[Python-ideas] Proposal: Use mypy syntax for function annotations
Andrew Barnert
abarnert at yahoo.com
Thu Aug 14 08:45:02 CEST 2014
On Aug 13, 2014, at 21:06, Jukka Lehtosalo <jlehtosalo at gmail.com> wrote:
> You could use AnyStr to make the example work with bytes as well:
>
> def word_count(input: Iterable[AnyStr]) -> Dict[AnyStr, int]:
> result = {} #type: Dict[AnyStr, int]
> for line in input:
> for word in line.split():
> result[word] = result.get(word, 0) + 1
> return result
Defining a function as taking an Iterable[AnyStr] and returning a Dict[AnyStr, int], without any way to declare that the two AnyStr are the same type, is exactly what I meant by losing critical information. I pass in something that I know is a text file, and I get out something that are either strings or bytes and I don't know which; what am I going to do with that? If you can't propagate types, static typing doesn't help.

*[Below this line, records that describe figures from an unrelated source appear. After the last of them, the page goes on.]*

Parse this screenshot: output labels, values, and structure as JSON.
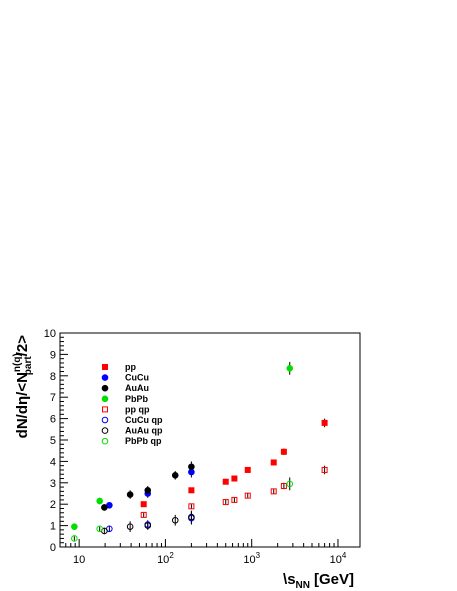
{
  "chart_data": {
    "type": "scatter",
    "title": "",
    "xlabel": "\\sqrt{s_NN} [GeV]",
    "xlabel_parts": {
      "prefix": "\\",
      "var": "s",
      "sub": "NN",
      "unit": "[GeV]"
    },
    "ylabel": "dN/dη/<N_part^(q)/2>",
    "ylabel_parts": {
      "main": "dN/dη/<N",
      "sup": "n(q)",
      "sub": "part",
      "tail": "/2>"
    },
    "x_scale": "log",
    "xlim": [
      6,
      18000
    ],
    "ylim": [
      0,
      10
    ],
    "x_ticks": [
      {
        "value": 10,
        "label": "10",
        "exp": ""
      },
      {
        "value": 100,
        "label": "10",
        "exp": "2"
      },
      {
        "value": 1000,
        "label": "10",
        "exp": "3"
      },
      {
        "value": 10000,
        "label": "10",
        "exp": "4"
      }
    ],
    "y_ticks": [
      "0",
      "1",
      "2",
      "3",
      "4",
      "5",
      "6",
      "7",
      "8",
      "9",
      "10"
    ],
    "grid": false,
    "legend_position": "top-left",
    "series": [
      {
        "name": "pp",
        "marker": "square",
        "filled": true,
        "color": "#ff0000",
        "points": [
          {
            "x": 56,
            "y": 2.0,
            "err": 0.1
          },
          {
            "x": 200,
            "y": 2.65,
            "err": 0.1
          },
          {
            "x": 500,
            "y": 3.05,
            "err": 0.1
          },
          {
            "x": 630,
            "y": 3.2,
            "err": 0.1
          },
          {
            "x": 900,
            "y": 3.6,
            "err": 0.1
          },
          {
            "x": 1800,
            "y": 3.95,
            "err": 0.1
          },
          {
            "x": 2360,
            "y": 4.45,
            "err": 0.15
          },
          {
            "x": 7000,
            "y": 5.8,
            "err": 0.2
          }
        ]
      },
      {
        "name": "CuCu",
        "marker": "circle",
        "filled": true,
        "color": "#0000ff",
        "points": [
          {
            "x": 22.4,
            "y": 1.95,
            "err": 0.12
          },
          {
            "x": 62.4,
            "y": 2.5,
            "err": 0.2
          },
          {
            "x": 200,
            "y": 3.5,
            "err": 0.25
          }
        ]
      },
      {
        "name": "AuAu",
        "marker": "circle",
        "filled": true,
        "color": "#000000",
        "points": [
          {
            "x": 19.6,
            "y": 1.85,
            "err": 0.15
          },
          {
            "x": 39,
            "y": 2.45,
            "err": 0.2
          },
          {
            "x": 62.4,
            "y": 2.65,
            "err": 0.2
          },
          {
            "x": 130,
            "y": 3.35,
            "err": 0.2
          },
          {
            "x": 200,
            "y": 3.75,
            "err": 0.25
          }
        ]
      },
      {
        "name": "PbPb",
        "marker": "circle",
        "filled": true,
        "color": "#00e000",
        "points": [
          {
            "x": 8.8,
            "y": 0.95,
            "err": 0.15
          },
          {
            "x": 17.3,
            "y": 2.15,
            "err": 0.15
          },
          {
            "x": 2760,
            "y": 8.35,
            "err": 0.3
          }
        ]
      },
      {
        "name": "pp qp",
        "marker": "square",
        "filled": false,
        "color": "#ff0000",
        "points": [
          {
            "x": 56,
            "y": 1.5,
            "err": 0.1
          },
          {
            "x": 200,
            "y": 1.9,
            "err": 0.1
          },
          {
            "x": 500,
            "y": 2.1,
            "err": 0.1
          },
          {
            "x": 630,
            "y": 2.2,
            "err": 0.1
          },
          {
            "x": 900,
            "y": 2.4,
            "err": 0.1
          },
          {
            "x": 1800,
            "y": 2.6,
            "err": 0.1
          },
          {
            "x": 2360,
            "y": 2.85,
            "err": 0.15
          },
          {
            "x": 7000,
            "y": 3.6,
            "err": 0.2
          }
        ]
      },
      {
        "name": "CuCu qp",
        "marker": "circle",
        "filled": false,
        "color": "#0000ff",
        "points": [
          {
            "x": 22.4,
            "y": 0.85,
            "err": 0.15
          },
          {
            "x": 62.4,
            "y": 1.05,
            "err": 0.2
          },
          {
            "x": 200,
            "y": 1.35,
            "err": 0.3
          }
        ]
      },
      {
        "name": "AuAu qp",
        "marker": "circle",
        "filled": false,
        "color": "#000000",
        "points": [
          {
            "x": 19.6,
            "y": 0.75,
            "err": 0.15
          },
          {
            "x": 39,
            "y": 0.95,
            "err": 0.25
          },
          {
            "x": 62.4,
            "y": 1.0,
            "err": 0.2
          },
          {
            "x": 130,
            "y": 1.25,
            "err": 0.25
          },
          {
            "x": 200,
            "y": 1.4,
            "err": 0.3
          }
        ]
      },
      {
        "name": "PbPb qp",
        "marker": "circle",
        "filled": false,
        "color": "#00e000",
        "points": [
          {
            "x": 8.8,
            "y": 0.4,
            "err": 0.1
          },
          {
            "x": 17.3,
            "y": 0.85,
            "err": 0.1
          },
          {
            "x": 2760,
            "y": 2.95,
            "err": 0.3
          }
        ]
      }
    ]
  }
}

My point is that the depth you seem to be reaching for is not actually a sweet spot for power vs. simplicity. You could make it simpler by just dropping generics in favor of a handful of special-purpose modifiers (optional, iterable-of), or you could make it more useful by having real parametric types, or at least the equivalent of C++ template templates or Swift arbitrary constraints. What makes Java-style simple generics with subclass constraints the right level of complexity?